上面的代码是依次遍历用户然后分别对用户进行推荐,推荐的结果可以以csv、json格式存入到hdfs或者以key/value方式存入到Cassandra、HBase、Redis、Mongodb等分布式数据库。
- 使用Cassandra保存推荐结果
- Simple example on how to use recommenders in Spark / MLlib using the Play framework and Mongodb
将数据集分为训练数据和测试数据
参考 ALSBenchmark.scala ,一个 完整的scala代码 如下:
import scala.collection.mutable
import org.apache.log4j.{Level, Logger}
import scopt.OptionParser
import org.apache.spark.{SparkConf, SparkContext}
import org.apache.spark.SparkContext._
import org.apache.spark.mllib.recommendation.{ALS, MatrixFactorizationModel, Rating}
import org.apache.spark.rdd.RDD
/**
* An example app for ALS on MovieLens data (http://grouplens.org/datasets/movielens/).
* Run with
*
* bin/run-example org.apache.spark.examples.mllib.MovieLensALS
*
* A synthetic dataset in MovieLens format can be found at `data/mllib/sample_movielens_data.txt`.

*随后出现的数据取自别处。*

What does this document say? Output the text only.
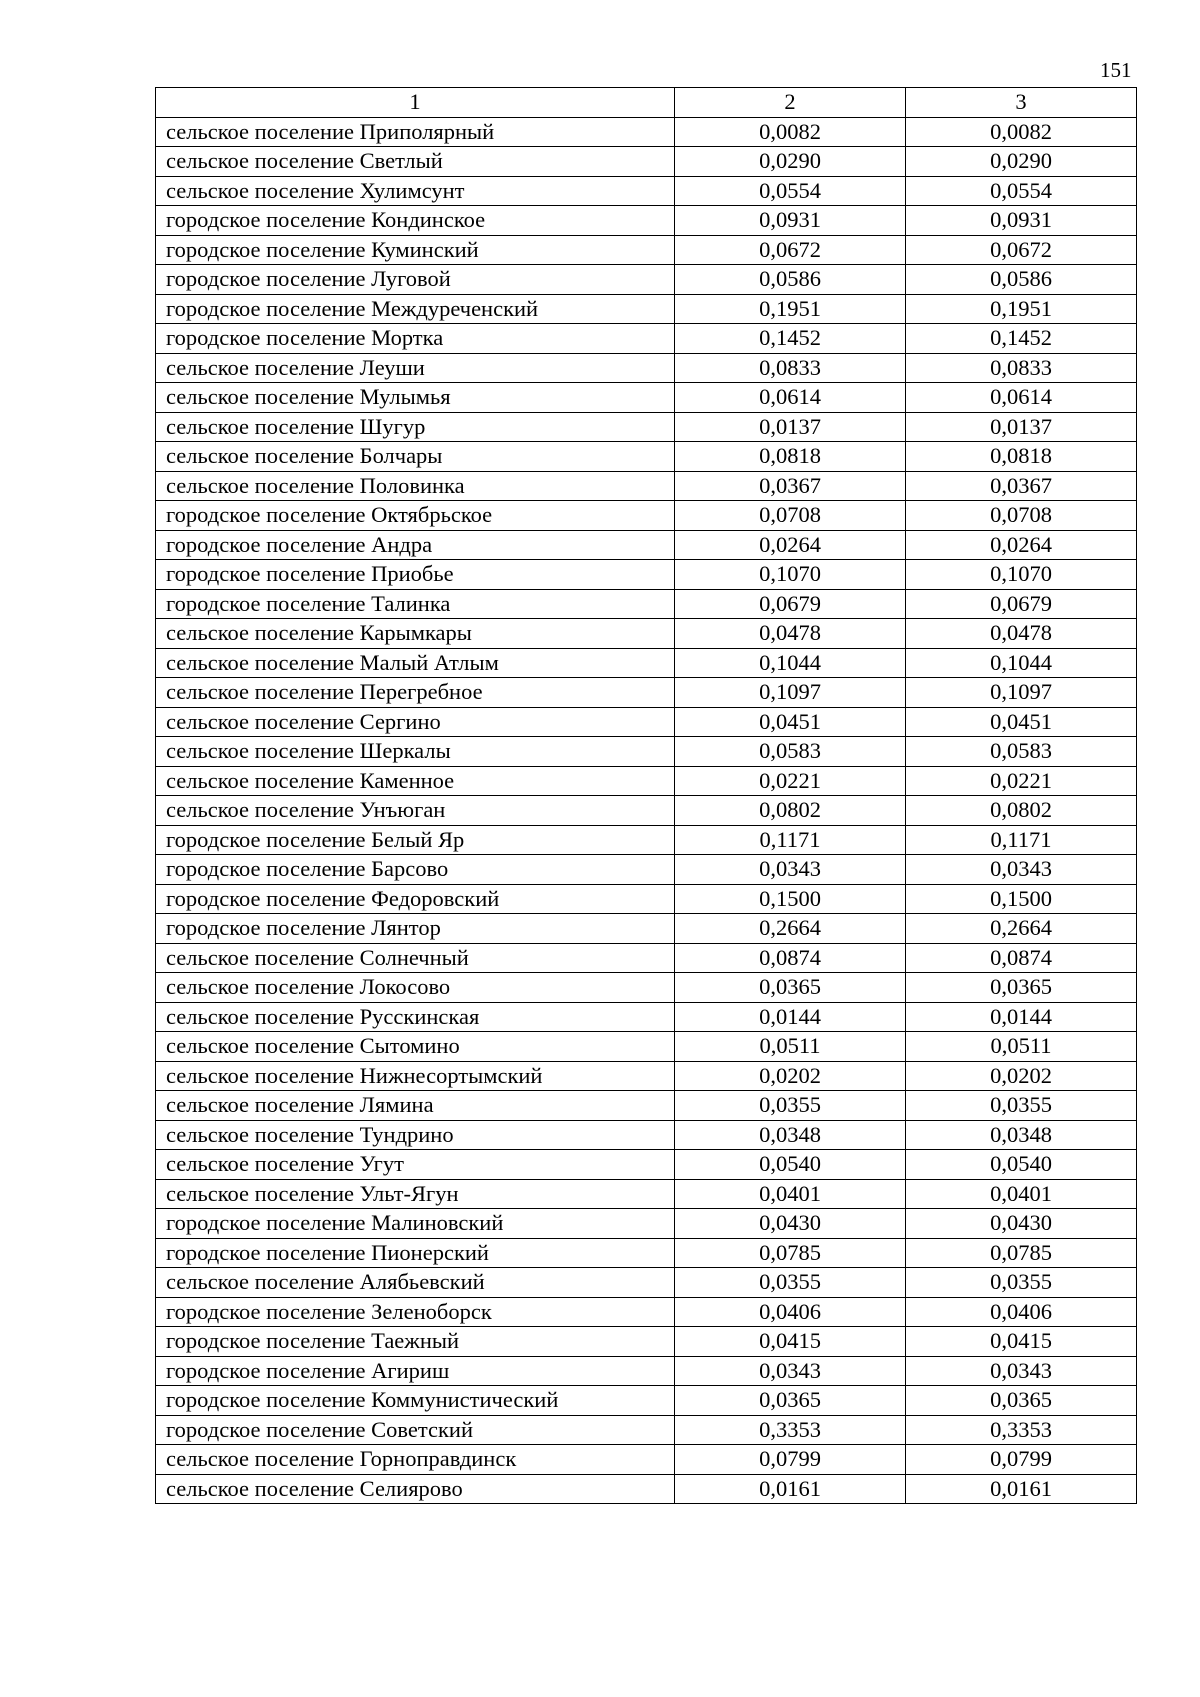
151
1	2	3
сельское поселение Приполярный	0,0082	0,0082
сельское поселение Светлый	0,0290	0,0290
сельское поселение Хулимсунт	0,0554	0,0554
городское поселение Кондинское	0,0931	0,0931
городское поселение Куминский	0,0672	0,0672
городское поселение Луговой	0,0586	0,0586
городское поселение Междуреченский	0,1951	0,1951
городское поселение Мортка	0,1452	0,1452
сельское поселение Леуши	0,0833	0,0833
сельское поселение Мулымья	0,0614	0,0614
сельское поселение Шугур	0,0137	0,0137
сельское поселение Болчары	0,0818	0,0818
сельское поселение Половинка	0,0367	0,0367
городское поселение Октябрьское	0,0708	0,0708
городское поселение Андра	0,0264	0,0264
городское поселение Приобье	0,1070	0,1070
городское поселение Талинка	0,0679	0,0679
сельское поселение Карымкары	0,0478	0,0478
сельское поселение Малый Атлым	0,1044	0,1044
сельское поселение Перегребное	0,1097	0,1097
сельское поселение Сергино	0,0451	0,0451
сельское поселение Шеркалы	0,0583	0,0583
сельское поселение Каменное	0,0221	0,0221
сельское поселение Унъюган	0,0802	0,0802
городское поселение Белый Яр	0,1171	0,1171
городское поселение Барсово	0,0343	0,0343
городское поселение Федоровский	0,1500	0,1500
городское поселение Лянтор	0,2664	0,2664
сельское поселение Солнечный	0,0874	0,0874
сельское поселение Локосово	0,0365	0,0365
сельское поселение Русскинская	0,0144	0,0144
сельское поселение Сытомино	0,0511	0,0511
сельское поселение Нижнесортымский	0,0202	0,0202
сельское поселение Лямина	0,0355	0,0355
сельское поселение Тундрино	0,0348	0,0348
сельское поселение Угут	0,0540	0,0540
сельское поселение Ульт-Ягун	0,0401	0,0401
городское поселение Малиновский	0,0430	0,0430
городское поселение Пионерский	0,0785	0,0785
сельское поселение Алябьевский	0,0355	0,0355
городское поселение Зеленоборск	0,0406	0,0406
городское поселение Таежный	0,0415	0,0415
городское поселение Агириш	0,0343	0,0343
городское поселение Коммунистический	0,0365	0,0365
городское поселение Советский	0,3353	0,3353
сельское поселение Горноправдинск	0,0799	0,0799
сельское поселение Селиярово	0,0161	0,0161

* If you use it as a template to create your own app, please use `spark-submit` to submit your app.
*/
object MovieLensALS {
case class Params(
input: String = null,
kryo: Boolean = false,
numIterations: Int = 20,
lambda: Double = 1.0,
rank: Int = 10,
numUserBlocks: Int = -1,
numProductBlocks: Int = -1,
implicitPrefs: Boolean = false)
def main(args: Array[String]) {
val defaultParams = Params()
val parser = new OptionParser[Params]("MovieLensALS") {
head("MovieLensALS: an example app for ALS on MovieLens data.")
opt[Int]("rank")
.text(s"rank, default: ${defaultParams.rank}}")
.action((x, c) => c.copy(rank = x))
opt[Int]("numIterations")
.text(s"number of iterations, default: ${defaultParams.numIterations}")
.action((x, c) => c.copy(numIterations = x))
opt[Double]("lambda")
.text(s"lambda (smoothing constant), default: ${defaultParams.lambda}")
.action((x, c) => c.copy(lambda = x))
opt[Unit]("kryo")
.text("use Kryo serialization")
.action((_, c) => c.copy(kryo = true))
opt[Int]("numUserBlocks")
.text(s"number of user blocks, default: ${defaultParams.numUserBlocks} (auto)")
.action((x, c) => c.copy(numUserBlocks = x))
opt[Int]("numProductBlocks")
.text(s"number of product blocks, default: ${defaultParams.numProductBlocks} (auto)")
.action((x, c) => c.copy(numProductBlocks = x))
opt[Unit]("implicitPrefs")
.text("use implicit preference")
.action((_, c) => c.copy(implicitPrefs = true))
arg[String]("<input>")
.required()
.text("input paths to a MovieLens dataset of ratings")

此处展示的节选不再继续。